Cricket in sunny St John’s Wood is always an amazing affair – the razzmatazz, the buzz of the crowd, waving of flags… and a World Cup clash.
There was a sea of green inside and outside the Lord’s ground as Pakistan and South Africa faced off last Sunday. The ‘home of cricket’ was buzzing and will continue to do so when it hosts the final in a few weeks from now.
On my way inside Lord’s on Sunday, I passed what is now a regular fixture at ICC tournaments and the English home season – the Gray-Nicolls stand, the official equipment supplier for the tournament. Anyone who is anyone in cricket has used their equipment at one time or another. They have had legends such as Brian Lara, Matthew Hayden, Alistair Cook and David Warner, not to mention England’s Jonny Bairstow and Shadab Khan of Pakistan among others.
The staff at Gray-Nicolls have one of the hardest jobs in this tournament, having to travel up and down the country for matches. Alex Hohenkerk, who is the one of the master batmakers in the company, has the unenviable task of setting up the stand at various venues during the course of the tournament. In the short time Alex could spare, I tried to understand what happens during a World Cup day at a Gray-Nicolls stand.
“I finished at Old Trafford last evening after the West Indies game, packed up, jumped on the motorway and headed south towards London, reached London at 2 am and was at Lord’s at 7:30 this morning,” Alex told Sport360.
“I need at least five cups of coffee to keep me going during the course of the day. Trust me, I need them all.”
What makes their job tougher is the fact that the stand has to be up and running at the six main venues at the World Cup during match days.

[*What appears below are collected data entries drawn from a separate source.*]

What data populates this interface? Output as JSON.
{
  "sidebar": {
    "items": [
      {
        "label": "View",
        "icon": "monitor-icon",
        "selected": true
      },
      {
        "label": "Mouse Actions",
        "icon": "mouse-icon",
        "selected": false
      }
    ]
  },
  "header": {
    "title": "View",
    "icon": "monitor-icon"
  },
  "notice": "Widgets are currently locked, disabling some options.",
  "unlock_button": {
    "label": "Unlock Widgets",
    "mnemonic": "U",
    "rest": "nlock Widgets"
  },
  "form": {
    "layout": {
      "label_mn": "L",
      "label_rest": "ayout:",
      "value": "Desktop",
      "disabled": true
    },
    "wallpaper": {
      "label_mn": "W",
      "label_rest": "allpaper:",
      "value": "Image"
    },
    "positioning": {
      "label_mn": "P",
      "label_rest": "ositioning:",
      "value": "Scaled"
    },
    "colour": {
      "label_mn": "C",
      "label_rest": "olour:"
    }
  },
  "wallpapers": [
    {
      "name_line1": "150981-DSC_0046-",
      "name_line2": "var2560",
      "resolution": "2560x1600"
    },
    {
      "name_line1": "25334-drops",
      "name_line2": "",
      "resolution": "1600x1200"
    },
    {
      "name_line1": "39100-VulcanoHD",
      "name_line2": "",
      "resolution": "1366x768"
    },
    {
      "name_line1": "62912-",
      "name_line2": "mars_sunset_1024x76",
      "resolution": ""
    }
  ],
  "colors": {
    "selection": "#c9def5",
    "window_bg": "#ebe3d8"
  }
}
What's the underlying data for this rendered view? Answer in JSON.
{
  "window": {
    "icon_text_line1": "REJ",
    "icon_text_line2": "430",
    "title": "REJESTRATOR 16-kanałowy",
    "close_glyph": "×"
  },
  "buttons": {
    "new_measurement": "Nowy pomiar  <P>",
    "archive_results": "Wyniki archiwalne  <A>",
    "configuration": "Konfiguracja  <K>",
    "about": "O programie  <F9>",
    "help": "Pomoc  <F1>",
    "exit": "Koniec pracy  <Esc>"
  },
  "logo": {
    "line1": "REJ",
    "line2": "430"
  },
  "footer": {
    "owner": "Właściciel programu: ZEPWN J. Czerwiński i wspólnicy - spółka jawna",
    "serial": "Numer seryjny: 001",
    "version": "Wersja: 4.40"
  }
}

“It’s a tough thing to do, especially when you have to get representatives out to showcase the brand, talk about it. And to do so we have to cover the ‘platinum’ grounds, which are Lord’s, The Oval, Edgbaston, Old Trafford, the Rose Bowl, and Trent Bridge. You have to get a full team on board… we’ve five here today at Lord’s,” Alex explained.
“Logistically it sounds like a nightmare, but we have a great team here and it’s not as bad as it may sound. It gives us a chance to discuss our brand all over the country, which we all love doing. I mean anyone who loves cricket, can talk cricket all day long. Our products are always evolving, albeit with a traditional touch, which is something that attracts many players to Gray-Nicolls.”
It’s not all networking and corporate engagements though. There is the odd occasion when a contracted player needs a bat. At such times, that work takes precedence. “We get the odd non-contracted player also asking us to repair a bat,” says Alex.
“We set up stall each morning. Then during the course of the day we get all sorts of questions, anything from are we using English willow, what’s the cellular infrastructure of a bat… and so on. Not to forget the demand for kits, even from players, while I’m trying to make five to six bats.”
During the course of this interview, Alex was asked to make another bat. It is a long process and I’m surprised he does it with the limited amount of tools at hand. Not wanting to take up any more of his time, I asked him the most important question – who made the Gray-Nicolls guitar? It’s a special guitar made in the shape of a bat by the manufacturers and a regular feature at stands at the World Cup.
“I did, though it was strung at a guitar specialist in Taunton, a real work of art if I do say so myself,” Alex said with pride.
I left Alex to carry on with his bat making, returning to the confines of the media centre, happy in my new-found knowledge of cellular infrastructure of a bat.